"Only dull people are brilliant at breakfast" -Oscar Wilde |
"The liberal soul shall be made fat, and he that watereth, shall be watered also himself." -- Proverbs 11:25 |
- On a party-line vote, a Republican-run U.S. House of Representatives committee voted to cut food stamps by $844 million on Friday, just hours after a new government report showed more Americans are struggling to put food on the table.
About 300,000 Americans would lose benefits due to tighter eligibility rules for food stamps, the major U.S. antihunger program, under the House plan. The cuts would be part of $3.7 billion pared from Agriculture Department programs over five years as part of government-wide spending reductions.

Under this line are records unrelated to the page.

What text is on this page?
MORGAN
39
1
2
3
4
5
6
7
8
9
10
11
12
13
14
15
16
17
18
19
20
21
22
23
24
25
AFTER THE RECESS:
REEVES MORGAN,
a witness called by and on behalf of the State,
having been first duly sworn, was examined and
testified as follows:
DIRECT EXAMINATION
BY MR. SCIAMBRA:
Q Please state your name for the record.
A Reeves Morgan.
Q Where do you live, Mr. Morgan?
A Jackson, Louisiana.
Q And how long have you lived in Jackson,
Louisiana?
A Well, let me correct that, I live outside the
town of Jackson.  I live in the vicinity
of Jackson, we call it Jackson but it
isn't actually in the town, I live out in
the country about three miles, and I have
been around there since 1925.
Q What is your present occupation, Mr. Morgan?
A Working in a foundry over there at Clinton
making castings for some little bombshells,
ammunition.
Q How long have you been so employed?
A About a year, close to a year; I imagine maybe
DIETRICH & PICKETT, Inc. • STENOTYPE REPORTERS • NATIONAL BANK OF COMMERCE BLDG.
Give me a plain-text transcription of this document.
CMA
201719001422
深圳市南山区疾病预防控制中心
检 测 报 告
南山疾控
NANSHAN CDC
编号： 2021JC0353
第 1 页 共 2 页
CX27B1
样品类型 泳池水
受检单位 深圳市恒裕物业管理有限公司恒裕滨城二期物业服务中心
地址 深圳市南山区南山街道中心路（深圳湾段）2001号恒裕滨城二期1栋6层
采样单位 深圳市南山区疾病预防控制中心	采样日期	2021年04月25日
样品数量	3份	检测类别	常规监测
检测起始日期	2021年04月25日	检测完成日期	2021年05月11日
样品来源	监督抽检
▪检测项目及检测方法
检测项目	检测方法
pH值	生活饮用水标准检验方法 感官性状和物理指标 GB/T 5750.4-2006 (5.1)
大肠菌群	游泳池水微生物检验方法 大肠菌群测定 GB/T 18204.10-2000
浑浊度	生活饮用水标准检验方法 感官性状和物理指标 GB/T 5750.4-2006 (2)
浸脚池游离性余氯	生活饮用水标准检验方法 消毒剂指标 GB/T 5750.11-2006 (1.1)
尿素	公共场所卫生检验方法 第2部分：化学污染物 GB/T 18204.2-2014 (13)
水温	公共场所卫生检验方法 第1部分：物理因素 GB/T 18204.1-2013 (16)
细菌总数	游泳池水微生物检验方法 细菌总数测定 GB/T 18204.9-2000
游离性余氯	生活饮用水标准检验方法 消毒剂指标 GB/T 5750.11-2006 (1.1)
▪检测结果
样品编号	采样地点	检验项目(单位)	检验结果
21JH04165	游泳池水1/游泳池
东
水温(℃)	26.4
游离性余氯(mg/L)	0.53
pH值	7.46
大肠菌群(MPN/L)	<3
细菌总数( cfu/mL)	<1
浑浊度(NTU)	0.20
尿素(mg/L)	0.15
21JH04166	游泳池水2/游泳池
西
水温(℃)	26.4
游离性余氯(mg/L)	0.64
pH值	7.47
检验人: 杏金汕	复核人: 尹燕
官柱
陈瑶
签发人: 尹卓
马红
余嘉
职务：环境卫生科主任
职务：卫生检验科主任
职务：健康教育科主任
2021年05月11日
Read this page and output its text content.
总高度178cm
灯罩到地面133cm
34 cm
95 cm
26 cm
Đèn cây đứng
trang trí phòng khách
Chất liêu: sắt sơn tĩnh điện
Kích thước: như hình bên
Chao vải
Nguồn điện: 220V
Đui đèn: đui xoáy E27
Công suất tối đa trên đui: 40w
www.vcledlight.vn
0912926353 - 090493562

Agriculture Committee chairman Bob Goodlatte defended the decision, saying only a sliver of food stamp spending was affected and, for the most part, the cuts would eliminate people not truly eligible.
On food stamps, the House committee agreed to require immigrants to wait seven years, instead of the current five, to apply for aid. That would affect an estimated 70,000 people.
It also would deny food stamps to people who automatically get food stamps because they receive help through other welfare programs but whose income is above food stamp levels. About 225,000 people fall in that category.
North Dakota Democrat Earl Pomeroy complained that 40,000 children would lose free meals at school because of that provision.
"You have not even come clean that kids are going to lose school breakfast and school lunch under this," he said.
Goodlatte, a Virginia Republican, said states unfairly "have taken the opportunity to expand food stamp eligibility" beyond what the federal government intended. Democrat John Barrow of Georgia said Goodlatte was punishing states for using welfare reform laws to respond to local needs.
A new Agriculture Department report found 38.2 million Americans "were food insecure" in 2004, an increase of nearly 2 million from the previous year. Tufts University food economist Parke Wilde food insecurity "now equals the worst levels" since recordkeeping began a decade ago.
USDA said 11.9 percent of households, "at some time during the year, had difficulty providing enough food for all their members due to a lack of resources."
Food stamps help poor Americans buy food. About 25 million people get food stamps monthly.